2  Preparing your dataset

Everything starts with a dataset that you want to publish. You might even have several datasets, some stored locally on your computer, others on an external hard drive or in the cloud.

As a first step, you need to create a data directory where all datasets are stored in one place. To do this, open your R console within your project and type and execute the following command:

library(washr)
setup_rawdata()

This command will create a new directory called data-raw in your project folder where you will store all your raw datasets. Copy or move all your files into the newly created data-raw directory.

Next, you’ll want to have this directory under version control so that you can track your changes.

In RStudio, locate the “Git” tab in the top-right panel. As a good practice, begin by clicking “Pull” to ensure you have the latest changes. In the Git tab, you will see a list of changed files—tick the checkboxes next to all the files you’ve added or modified. Next, click the “Commit” button. A new window will appear where you can enter a descriptive commit message, explaining what changes you’ve made (for example, “Add raw data files to data-raw directory”). Finally, click the “Push” button to upload your changes to GitHub.

2.1 Clean and Process Your Raw Data

Open the file data-raw/data_processing.R in your RStudio editor, which contains some pre-populated code. You’ll need to modify this script to fit your specific data cleaning needs. Add your own R code to clean and process your raw data files, ensuring that the script reads the files from the data-raw directory and outputs a tidy, well-organized version of the data.

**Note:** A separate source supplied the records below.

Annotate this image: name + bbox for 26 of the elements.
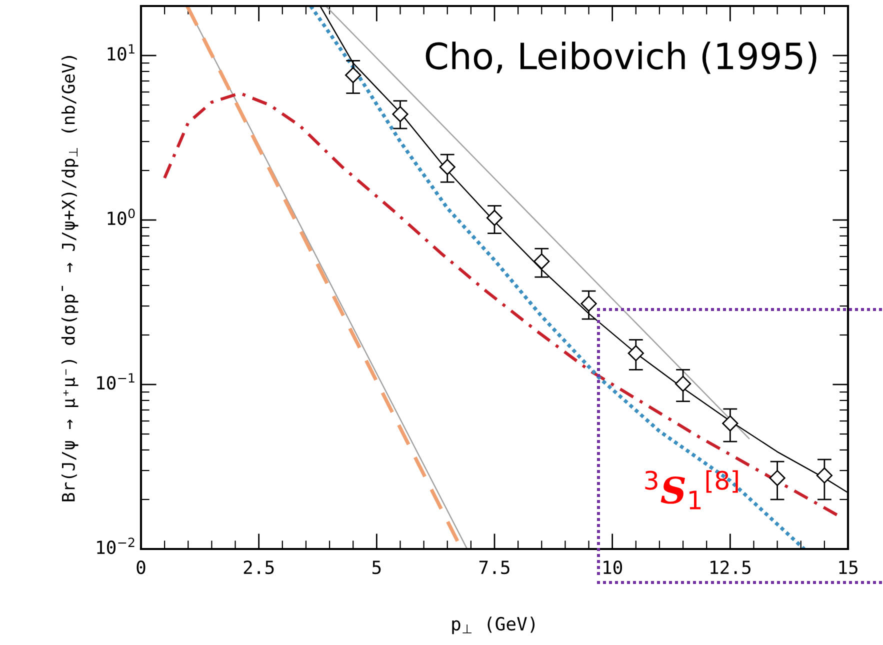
x-tick-label: 7.5 (479, 560, 510, 574)
point (722, 415, 738, 432)
y-tick-label: 10$^{−1}$ (97, 373, 134, 390)
y-tick-label: 10$^{−2}$ (97, 538, 134, 554)
x-tick-label: 5 (372, 560, 381, 574)
x-tick-label: 12.5 (710, 560, 750, 574)
x-tick-label: 10 (604, 560, 622, 574)
x-tick-label: 15 (839, 560, 858, 574)
point (674, 376, 692, 392)
point (769, 470, 786, 486)
annotation: $^{3}$S$_{1}$$^{[8]}$ (645, 470, 738, 510)
point (486, 210, 503, 226)
point (439, 158, 456, 176)
y-tick-label: 10$^{0}$ (108, 208, 135, 226)
x-tick-label: 2.5 (244, 560, 274, 574)
point (816, 467, 832, 484)
text: p$_{⊥}$ (GeV) (452, 616, 535, 634)
point (580, 296, 597, 312)
point (628, 345, 644, 362)
point (392, 106, 408, 122)
y-tick-label: 10$^{1}$ (108, 44, 134, 61)
x-tick-label: 0 (136, 560, 146, 574)
annotation: Cho, Leibovich (1995) (426, 42, 816, 74)
point (534, 253, 550, 270)
text: Br(J/ψ → μ⁺μ⁻) dσ(pp̄ → J/ψ+X)/dp$_{⊥}$ (nb/GeV) (61, 56, 78, 502)
point (345, 67, 362, 84)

After you’ve finished editing data_processing.R, run the entire script to execute your data cleaning process. You can do this by clicking “Source” at the top of the editor window, or by selecting all the code and clicking “Run.” This will process your raw data and produce a tidy version of the dataset, ready for analysis.

Return to the “Git” tab in RStudio, where you should see your modified data_processing.R file, along with any new output files that may have been generated. Commit these changes by entering a meaningful commit message, such as “Clean and process raw data.” Once you’ve committed the changes, push them to GitHub to ensure your updates are saved and accessible.

2.2 Creating a Data Dictionary

2.2.1 Set Up the Dictionary Template

In your R console, execute the command setup_dictionary(). This will create a new file called dictionary.csv in your data-raw directory.

2.2.2 Fill in the Data Dictionary

Next, open data-raw/dictionary.csv in a spreadsheet program like Excel or in RStudio’s data viewer. You will see columns corresponding to each dataset and variable in your tidy data. Focus on the “description” column: for each row representing a variable, provide a clear and concise description of what that variable represents. Include relevant information such as units of measurement, possible values, or any other pertinent details. Once you’ve completed this, save your changes to dictionary.csv.

2.2.3 Update GitHub with Your Data Dictionary

Return to the “Git” tab in RStudio, where you should see the modified dictionary.csv file. Commit these changes with a message like “Add data dictionary,” and then push your changes to GitHub.

Finally, review your GitHub repository online to ensure that all your changes have been uploaded correctly. You should now have a data-raw directory containing your original data files, a data_processing.R script in which you clean your data, and a dictionary.csv file describing your tidy dataset.

Congratulations! You’ve successfully prepared your dataset and created a data dictionary, all while maintaining version control with Git and GitHub.